Music Department Facilities
The Department of Music is housed in the modern and beautiful Mary Duke Biddle Music Building, which provides superb facilities for its diverse needs. Students meet with instructors in well-equipped classrooms, seminar rooms, and studios. There are twenty practice rooms with grand pianos, four organ practice rooms, several harpsichord practice rooms, a computer music studio* with various MIDI synthesizers and Macintosh computers, ensemble rehearsal studios, and a large rehearsal hall. Public performances take place in either the newly refurbished 900-seat Baldwin Auditorium or the more intimate Nelson Music Room. Student performances frequently take place in the new refurbished Bone Hall.
The building also houses the Music Library with over 85,000 books, scores, journals, and microfilms. The Media Center, with some 20,000 sound recordings and a growing collection of video tapes, adjoins a state-of-the-art audio facility which can accommodate 32 listeners. The library's special collections include an archive donated by the Pulitzer-prize-winning composer Robert Ward and an extensive collection of research materials assembled by the Viennese music bibliographer Alexander Weinmann. The Music Library's web pages include links to internet resources for music research.

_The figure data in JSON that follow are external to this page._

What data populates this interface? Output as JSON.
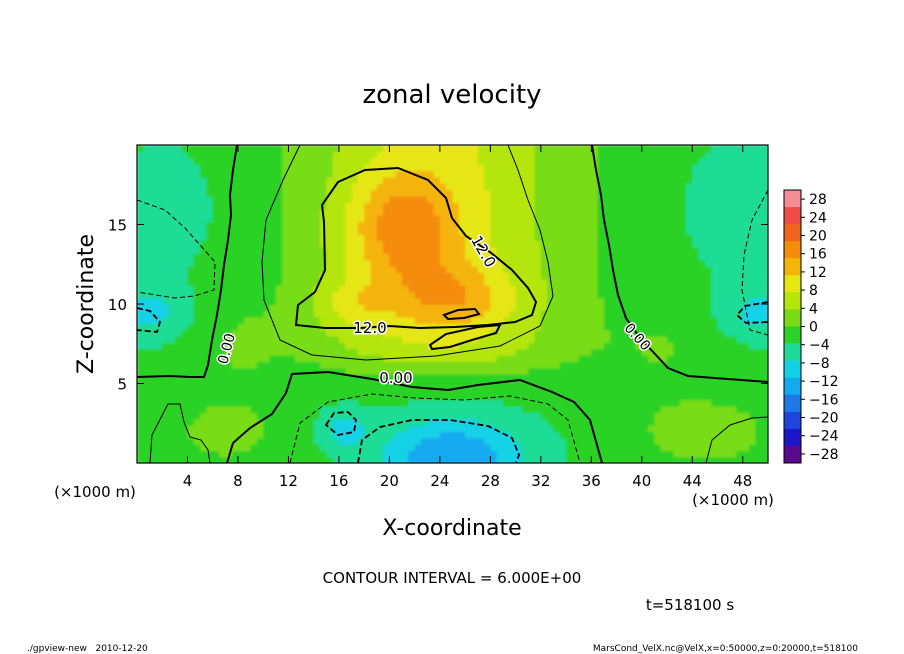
{
  "chart_data": {
    "type": "heatmap",
    "title": "zonal velocity",
    "xlabel": "X-coordinate",
    "ylabel": "Z-coordinate",
    "x_unit_label": "(×1000 m)",
    "y_unit_label": "(×1000 m)",
    "xlim": [
      0,
      50
    ],
    "ylim": [
      0,
      20
    ],
    "x_ticks": [
      4,
      8,
      12,
      16,
      20,
      24,
      28,
      32,
      36,
      40,
      44,
      48
    ],
    "y_ticks": [
      5,
      10,
      15
    ],
    "colorbar": {
      "ticks": [
        28,
        24,
        20,
        16,
        12,
        8,
        4,
        0,
        -4,
        -8,
        -12,
        -16,
        -20,
        -24,
        -28
      ],
      "range": [
        -30,
        30
      ],
      "colors": [
        "#5a0a8c",
        "#1e14c8",
        "#1e46dc",
        "#1e78e6",
        "#14aaf0",
        "#14d2e6",
        "#1edc96",
        "#2cd228",
        "#78dc14",
        "#b4e60a",
        "#e6e614",
        "#f5b40a",
        "#f58c0a",
        "#f0641e",
        "#f04b46",
        "#f58c96"
      ]
    },
    "contour_interval_text": "CONTOUR INTERVAL = 6.000E+00",
    "contour_labels": [
      "12.0",
      "12.0",
      "0.00",
      "0.00",
      "0.00"
    ],
    "time_label": "t=518100 s",
    "footer_left": "./gpview-new   2010-12-20",
    "footer_right": "MarsCond_VelX.nc@VelX,x=0:50000,z=0:20000,t=518100",
    "features": [
      {
        "kind": "max",
        "x": 21,
        "z": 14.5,
        "value": 20
      },
      {
        "kind": "max",
        "x": 25,
        "z": 10,
        "value": 17
      },
      {
        "kind": "min",
        "x": 25,
        "z": 0.6,
        "value": -14
      },
      {
        "kind": "min",
        "x": 16,
        "z": 2.3,
        "value": -9
      },
      {
        "kind": "min",
        "x": 1,
        "z": 9.5,
        "value": -8
      },
      {
        "kind": "min",
        "x": 49.5,
        "z": 9.5,
        "value": -8
      },
      {
        "kind": "max",
        "x": 45,
        "z": 2,
        "value": 5
      },
      {
        "kind": "max",
        "x": 7,
        "z": 2,
        "value": 4
      }
    ]
  }
}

DUMIC, the Duke University Musical Instrument Collections, are housed in the Mary Duke Biddle Music Building. DUMIC includes The G. Norman and Ruth G. Eddy Collection, comprised of over 500 late eighteenth-, nineteenth-, and early twentieth-century instruments with particular depth in woodwinds, brass, and early pianos, and The Frans and Willemina de Hen-Bijl Collection of Musical Instruments, which includes over 200 musical instruments from all over the world. The Department also has a variety of wind, string, and percussion instruments available to students for daily practice. Of special interest is an unusual collection of historical instruments. There are no fewer than five tracker organs (Brombaugh, Fisk, Flentrop) in the Music Building (in addition to the four organs in the Chapel, including the majestic 66-stop Flentrop and the new Italian-style Brombaugh). In addition, the collection includes harpsichords in various historical styles (German and French doubles by Dowd and Kingston, Italian and Flemish singles by Edskes and Martin, etc.), two fortepianos by Smith and Wolff in the Viennese styles of circa 1790 and 1820, a bible regal by Bruce Shull, a monochord, renaissance and baroque recorders of various sizes, several viole da gamba, sackbuts, krummhorns, and percussion instruments. These instruments are used by faculty and students in classes and for concerts of early music.
* In Spring 2006, the music department acquired studio space for electronic music instruction and composition in the Smith Arts Warehouse, a renovated tobacco warehouse near East Campus with state-of-the-art facilities. The studio in the department is no longer being updated, though it will remain available to graduate students fpr the time being.